In issuing her ruling, she did leave the door open to entertain another motion from CCSD “if something were to happen.”

CCSD said that the time has come.

“Make no mistake, the concerted sickouts are illegal under any interpretation of (the law), but Defendants, and a portion of their dues-paying Membership, simply do not care,” the district argued.

CCEA has not responded to the Sun’s repeated requests for comment on behalf of its members regarding the spikes in teacher absences. However, CCEA had denied coordinating the absences when asked by other local media.

Here is how CCSD expanded on its central theme in its 80-page motion and how CCEA responded:

“It is simply not believable that Defendants would threaten targeted work actions for months and have no involvement when those work actions come to pass through their own members’ conduct. Indeed, Defendants cannot ‘lead a horse to water’ and feign surprise when it drinks,” the Monday filing read.

“Even if Defendants did not expressly coordinate these sickouts themselves, the actions of their striking bargaining unit members across Clark County were an imminently foreseeable consequence of Defendants’ campaign,” the motion added.

In a response filed late Tuesday, union lawyers said there was simply no evidence linking CCEA to the alleged sickouts.

“The District comes to this Court, once again, for an extraordinary injunction, this time claiming that a teachers’ strike is currently in progress,” the union’s response read. “Yet the District has no evidence whatsoever that any of the Defendants in this matter… have had anything whatsoever to do with any teachers in the district calling out sick or otherwise absent.”

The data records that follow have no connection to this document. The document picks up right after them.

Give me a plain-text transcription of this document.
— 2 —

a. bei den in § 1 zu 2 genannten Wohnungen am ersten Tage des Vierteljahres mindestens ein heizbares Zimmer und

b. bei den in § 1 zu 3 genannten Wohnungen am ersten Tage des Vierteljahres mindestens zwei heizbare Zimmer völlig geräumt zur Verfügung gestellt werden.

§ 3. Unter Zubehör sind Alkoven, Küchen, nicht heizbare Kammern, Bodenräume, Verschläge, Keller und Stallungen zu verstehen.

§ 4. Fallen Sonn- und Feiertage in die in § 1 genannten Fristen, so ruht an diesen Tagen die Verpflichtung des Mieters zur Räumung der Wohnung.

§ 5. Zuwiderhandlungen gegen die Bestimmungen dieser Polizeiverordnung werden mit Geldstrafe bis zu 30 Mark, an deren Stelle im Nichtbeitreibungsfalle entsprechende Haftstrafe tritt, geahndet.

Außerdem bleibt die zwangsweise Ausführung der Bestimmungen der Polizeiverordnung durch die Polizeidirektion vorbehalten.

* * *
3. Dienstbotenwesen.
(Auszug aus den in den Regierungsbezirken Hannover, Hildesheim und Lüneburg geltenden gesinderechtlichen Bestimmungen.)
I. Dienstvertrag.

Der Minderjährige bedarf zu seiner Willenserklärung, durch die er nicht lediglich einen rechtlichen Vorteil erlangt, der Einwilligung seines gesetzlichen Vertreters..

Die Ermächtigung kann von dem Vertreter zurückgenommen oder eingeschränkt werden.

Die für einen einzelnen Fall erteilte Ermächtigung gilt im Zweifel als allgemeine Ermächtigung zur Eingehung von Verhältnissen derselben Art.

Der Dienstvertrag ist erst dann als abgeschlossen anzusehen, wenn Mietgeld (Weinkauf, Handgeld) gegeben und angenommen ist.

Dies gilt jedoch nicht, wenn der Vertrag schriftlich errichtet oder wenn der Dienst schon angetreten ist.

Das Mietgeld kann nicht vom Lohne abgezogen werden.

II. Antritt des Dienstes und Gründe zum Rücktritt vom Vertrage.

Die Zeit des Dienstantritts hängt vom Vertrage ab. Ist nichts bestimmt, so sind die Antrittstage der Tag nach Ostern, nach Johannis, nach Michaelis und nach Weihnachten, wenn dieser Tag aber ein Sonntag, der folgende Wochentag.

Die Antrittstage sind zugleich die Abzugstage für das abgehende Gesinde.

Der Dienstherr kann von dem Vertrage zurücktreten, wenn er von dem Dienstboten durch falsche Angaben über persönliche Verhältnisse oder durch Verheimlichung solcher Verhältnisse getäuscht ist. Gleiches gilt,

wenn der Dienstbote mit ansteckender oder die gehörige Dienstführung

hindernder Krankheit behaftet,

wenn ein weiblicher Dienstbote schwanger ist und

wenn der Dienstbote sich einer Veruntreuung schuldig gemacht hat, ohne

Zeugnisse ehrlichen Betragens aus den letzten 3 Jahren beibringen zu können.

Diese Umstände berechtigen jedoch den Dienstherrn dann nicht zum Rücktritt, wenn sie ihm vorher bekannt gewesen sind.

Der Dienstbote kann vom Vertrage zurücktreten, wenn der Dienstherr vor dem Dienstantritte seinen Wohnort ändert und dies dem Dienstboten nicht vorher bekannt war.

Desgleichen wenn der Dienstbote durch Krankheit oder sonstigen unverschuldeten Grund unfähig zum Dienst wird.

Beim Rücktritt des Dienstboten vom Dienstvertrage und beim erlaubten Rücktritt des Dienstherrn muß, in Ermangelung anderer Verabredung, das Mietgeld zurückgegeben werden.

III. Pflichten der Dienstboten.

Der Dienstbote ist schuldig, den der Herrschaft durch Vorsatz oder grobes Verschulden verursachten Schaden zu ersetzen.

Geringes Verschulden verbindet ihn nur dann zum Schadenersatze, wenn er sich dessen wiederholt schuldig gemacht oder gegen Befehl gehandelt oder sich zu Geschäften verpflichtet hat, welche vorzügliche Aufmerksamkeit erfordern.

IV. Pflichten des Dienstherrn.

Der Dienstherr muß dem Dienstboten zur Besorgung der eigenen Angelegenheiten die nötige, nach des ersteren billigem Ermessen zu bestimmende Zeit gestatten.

Efficiency: CCSD argued that the law allows the court to enjoin labor organizations whose bargaining units – the individuals they represent, whether or not they are dues-paying members – strike.

With that means taking the blame even if the union did not order the strike, the district said.

“If the Court were required to issue an individual injunction against each public employee who engaged in an illegal strike, it would allow the non-enjoined employees to continue to strike until the employer could bring a separate legal action against each employee who is absent from work. This makes no practical sense given the purpose of the statute,” the filing said.

CCEA’s filing reiterated that there was no connection, and “nothing in (the law) places liability on CCEA or its personnel for the unsanctioned conduct of individuals — nothing.”

“Without evidence of coordination by CCEA, which does not exist, there is no basis for an extraordinary intervention by the Court demanded by the District,” the union added. “It also points up the impossibility of enforcing such an injunction, or for CCEA to obey it, where it is enjoined from conduct it cannot control and did not coordinate in the first instance.”

A declaration from a district human resources official said that 165 teachers called out — with almost all saying they were sick — at five schools between Sept. 1-8. Gibson, Sewell and Givens elementary schools canceled school outright on single days. Southeast Career and Technical Academy high school and Monaco Middle did not cancel school but did combine several classes in common areas like gyms for supervision. (The motion was filed on Monday; on Tuesday, four additional schools closed because of teacher absences.)

The teacher absence rates ranged from 42% at SECTA, on Sept. 1, to 87% at Gibson on Sept. 5. The five schools have a combined 272 teachers.

“It defies logic and common sense to believe that licensed teachers at three different schools happened to fall ill the same day as their colleagues, such that the school was forced to close,” the district argued.

The union pointed out that the absences wrapped around the Labor day holiday and colds, flu and COVID-19 are circulating.

“It is not enough just to claim that a high number of call-outs occurred at a particular school, or that the District and the school in question could not manage the situation on a particular day, or to show that the District believes its operations have been ‘interrupted’ to this or that degree,” it said.

The hearing begins at 11 a.m. in Department 19 of Clark County District Court.